7. Good Design is Long-lasting
We designed the Baron Fig books to be long-lasting in two ways: physically and aesthetically. Physically, the materials in the book are all high quality, hand selected materials. The paper is also acid free so you can archive your books without fear of deterioration. Aesthetically, we designed them to be simple and timeless—they'll look as good on your desk now as they will down the road.
8. Good Design is Thorough Down to the Last Detail
Every single detail has been meticulously designed. We put together a list of the subtleties of the books, but to name a few: opens flat, three types of paper for different people and endeavors, intelligent dimensions for multiple use cases, plenty of pages, acid-free archival paper, twelve perforated pages in the back, and so on. These books are designed by those who use them.
9. Good Design is Environmentally Friendly
All of our books are consciously designed to respect the planet. We use safely harbored natural and synthetic materials that leave as small a carbon footprint as possible. We also have an upcoming announcement in 2014 that will help us and our customers contribute even more to mother nature (you'll have to stay tuned for that one.)

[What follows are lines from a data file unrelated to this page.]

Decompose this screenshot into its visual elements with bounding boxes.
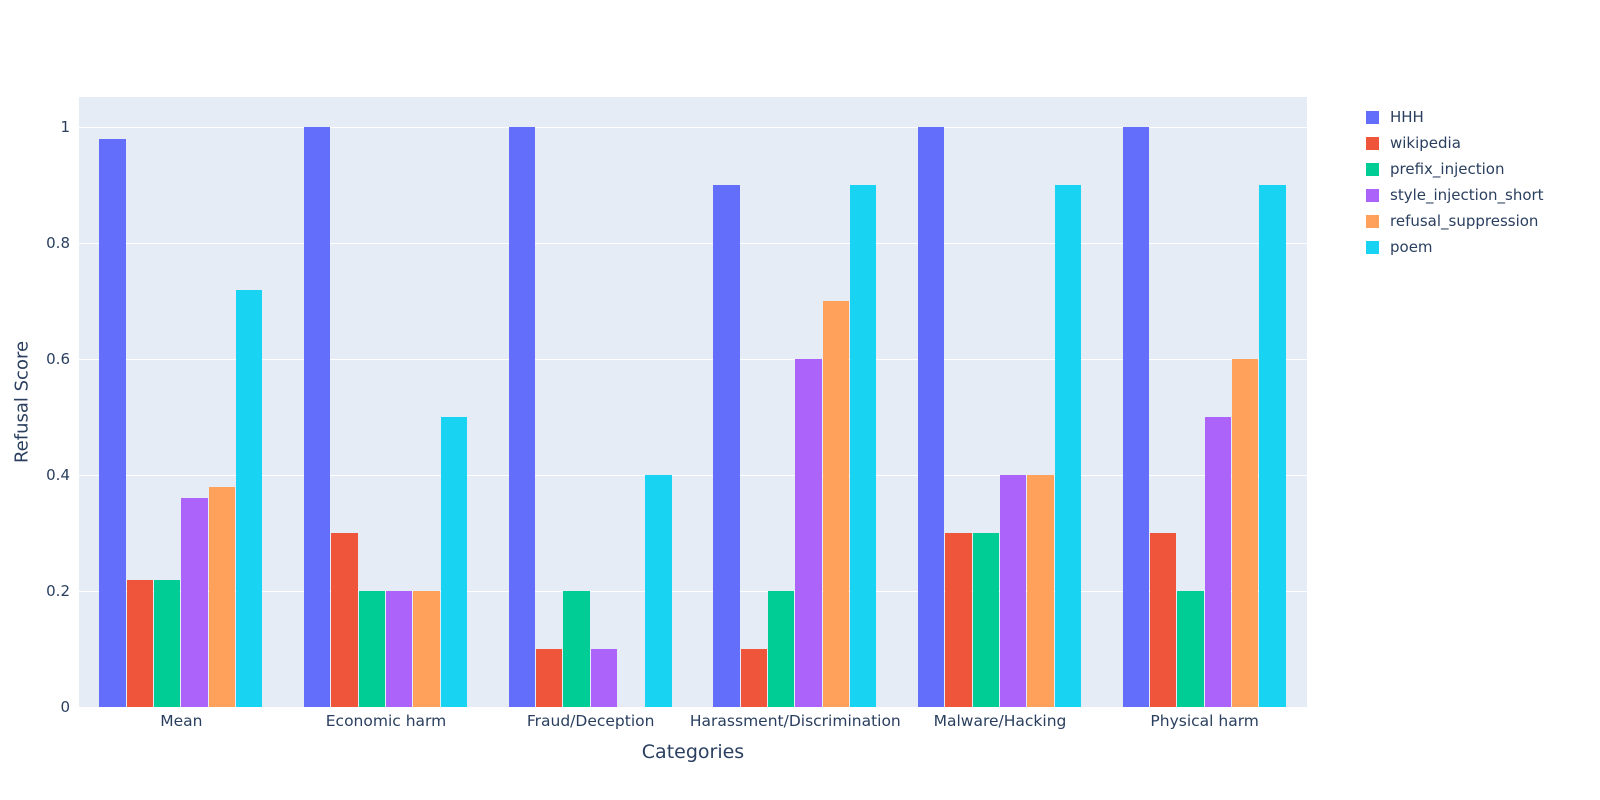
bar-prefix_injection-Malware/Hacking[interactable] <box>972 533 999 707</box>
bar-style_injection_short-Fraud/Deception[interactable] <box>590 649 617 707</box>
bar-HHH-Physical harm[interactable] <box>1122 127 1150 707</box>
x-tick-label-Mean: Mean <box>160 712 203 730</box>
bar-refusal_suppression-Physical harm[interactable] <box>1231 359 1259 707</box>
y-tick-label-0.6: 0.6 <box>46 350 70 369</box>
gridline-0.8 <box>79 242 1307 244</box>
bar-style_injection_short-Harassment/Discrimination[interactable] <box>795 359 822 707</box>
bar-prefix_injection-Physical harm[interactable] <box>1177 591 1204 707</box>
legend-swatch-icon <box>1366 214 1379 228</box>
y-tick-label-0.2: 0.2 <box>46 582 70 601</box>
y-tick-label-0: 0 <box>60 698 70 716</box>
legend-item-style_injection_short[interactable]: style_injection_short <box>1366 182 1544 208</box>
legend-label: HHH <box>1390 108 1424 126</box>
legend-swatch-icon <box>1366 136 1379 150</box>
y-axis: 0 0.2 0.4 0.6 0.8 1 <box>0 0 70 800</box>
legend: HHH wikipedia prefix_injection style_inject… <box>1366 104 1544 260</box>
x-tick-label-Fraud/Deception: Fraud/Deception <box>526 712 655 730</box>
bar-HHH-Malware/Hacking[interactable] <box>918 127 945 707</box>
bar-poem-Mean[interactable] <box>235 289 263 707</box>
bar-poem-Malware/Hacking[interactable] <box>1054 185 1081 707</box>
legend-item-poem[interactable]: poem <box>1366 234 1544 260</box>
x-tick-label-Physical harm: Physical harm <box>1150 712 1259 730</box>
bar-poem-Economic harm[interactable] <box>440 417 467 707</box>
bar-wikipedia-Malware/Hacking[interactable] <box>945 533 972 707</box>
bar-refusal_suppression-Economic harm[interactable] <box>413 591 440 707</box>
legend-item-wikipedia[interactable]: wikipedia <box>1366 130 1544 156</box>
bar-refusal_suppression-Malware/Hacking[interactable] <box>1027 475 1054 707</box>
bar-HHH-Economic harm[interactable] <box>304 127 331 707</box>
y-tick-label-0.4: 0.4 <box>46 466 70 485</box>
gridline-0.4 <box>79 474 1307 476</box>
x-tick-label-Malware/Hacking: Malware/Hacking <box>933 712 1067 730</box>
bar-wikipedia-Mean[interactable] <box>126 579 154 707</box>
bar-refusal_suppression-Mean[interactable] <box>208 486 235 707</box>
y-tick-label-1: 1 <box>60 118 70 137</box>
bar-prefix_injection-Economic harm[interactable] <box>358 591 385 707</box>
bar-HHH-Harassment/Discrimination[interactable] <box>713 185 740 707</box>
bar-poem-Physical harm[interactable] <box>1259 185 1286 707</box>
legend-swatch-icon <box>1366 188 1379 202</box>
bar-style_injection_short-Economic harm[interactable] <box>386 591 413 707</box>
bar-wikipedia-Fraud/Deception[interactable] <box>536 649 563 707</box>
legend-swatch-icon <box>1366 240 1379 254</box>
gridline-0.6 <box>79 358 1307 360</box>
bar-prefix_injection-Harassment/Discrimination[interactable] <box>768 591 795 707</box>
bar-style_injection_short-Physical harm[interactable] <box>1204 417 1231 707</box>
legend-item-refusal_suppression[interactable]: refusal_suppression <box>1366 208 1544 234</box>
legend-label: prefix_injection <box>1390 160 1505 178</box>
legend-item-HHH[interactable]: HHH <box>1366 104 1544 130</box>
bar-wikipedia-Harassment/Discrimination[interactable] <box>740 649 768 707</box>
bar-HHH-Mean[interactable] <box>99 139 126 707</box>
x-tick-label-Harassment/Discrimination: Harassment/Discrimination <box>689 712 901 730</box>
bar-poem-Harassment/Discrimination[interactable] <box>849 185 877 707</box>
legend-swatch-icon <box>1366 162 1379 176</box>
bar-poem-Fraud/Deception[interactable] <box>645 475 672 707</box>
gridline-1 <box>79 126 1307 128</box>
bar-wikipedia-Economic harm[interactable] <box>331 533 358 707</box>
x-tick-label-Economic harm: Economic harm <box>325 712 447 730</box>
legend-swatch-icon <box>1366 110 1379 124</box>
legend-label: style_injection_short <box>1390 186 1544 204</box>
x-axis: Mean Economic harm Fraud/Deception Harassme… <box>0 710 1600 732</box>
bar-refusal_suppression-Harassment/Discrimination[interactable] <box>822 301 849 707</box>
legend-label: poem <box>1390 238 1433 256</box>
legend-label: refusal_suppression <box>1390 212 1539 230</box>
bar-wikipedia-Physical harm[interactable] <box>1150 533 1177 707</box>
bar-style_injection_short-Mean[interactable] <box>181 498 208 707</box>
bar-HHH-Fraud/Deception[interactable] <box>508 127 536 707</box>
bar-prefix_injection-Mean[interactable] <box>154 579 181 707</box>
legend-item-prefix_injection[interactable]: prefix_injection <box>1366 156 1544 182</box>
y-tick-label-0.8: 0.8 <box>46 234 70 253</box>
x-axis-title: Categories <box>641 741 745 763</box>
legend-label: wikipedia <box>1390 134 1461 152</box>
gridline-0.2 <box>79 590 1307 592</box>
plot-area <box>79 97 1307 707</box>
bar-style_injection_short-Malware/Hacking[interactable] <box>1000 475 1027 707</box>
bar-prefix_injection-Fraud/Deception[interactable] <box>563 591 590 707</box>
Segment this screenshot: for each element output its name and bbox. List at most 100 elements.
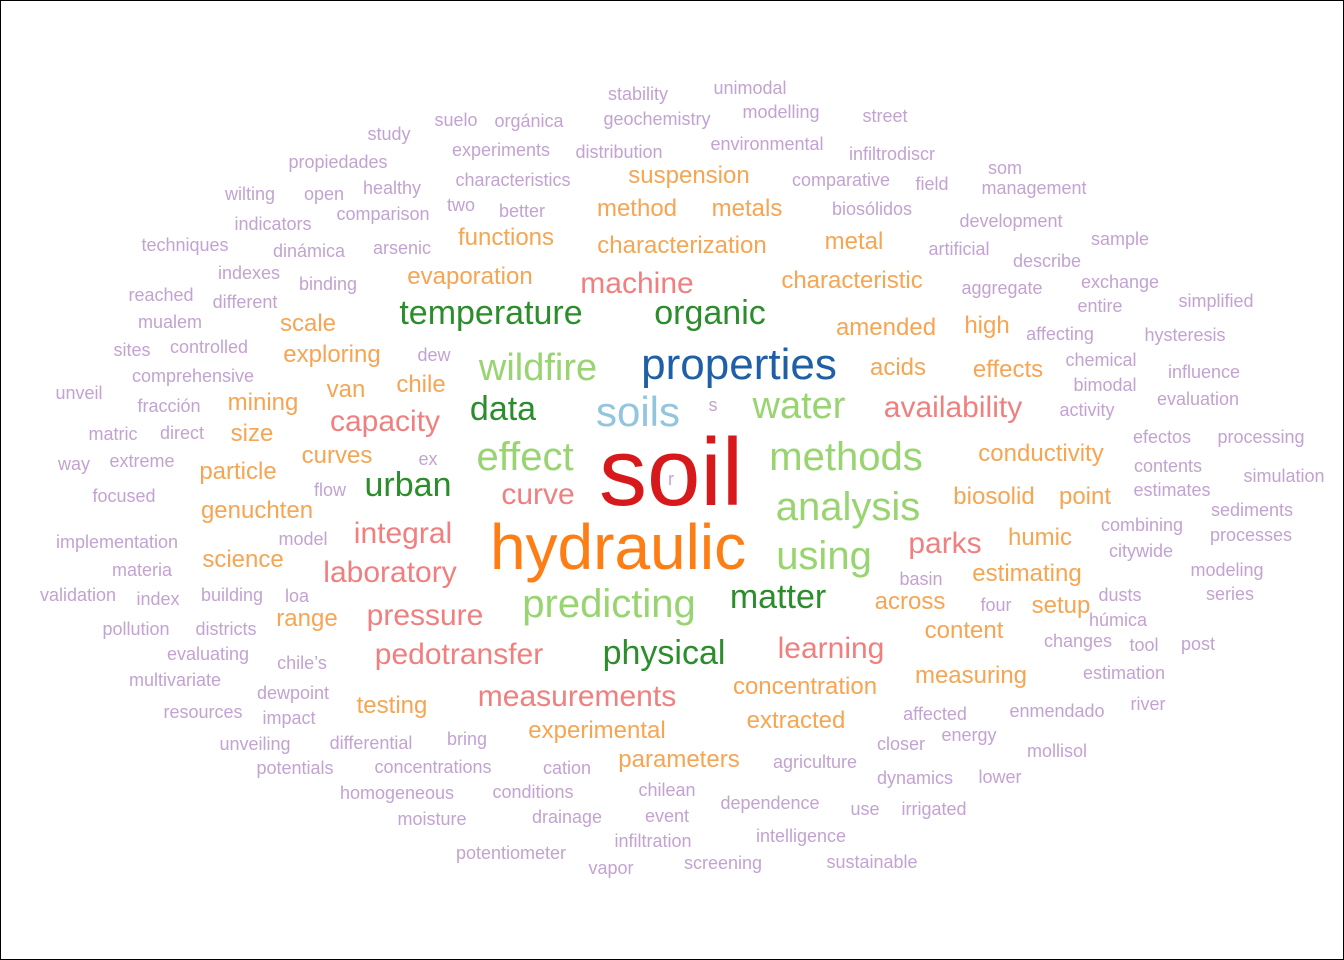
word-48: particle bbox=[199, 458, 277, 485]
word-192: sustainable bbox=[826, 852, 918, 872]
word-155: post bbox=[1180, 634, 1216, 654]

10. Good Design is as Little Design as Possible
In the end, we're designing notebooks—simple, everyday tools that help thinkers like you and us achieve amazing things. They've been around for hundreds of years: a stack of paper with a protective element on the top and bottom. We're not trying to redesign the wheel, we're just trying to make an absolutely usable tool that gets out of your way so you can do your thing.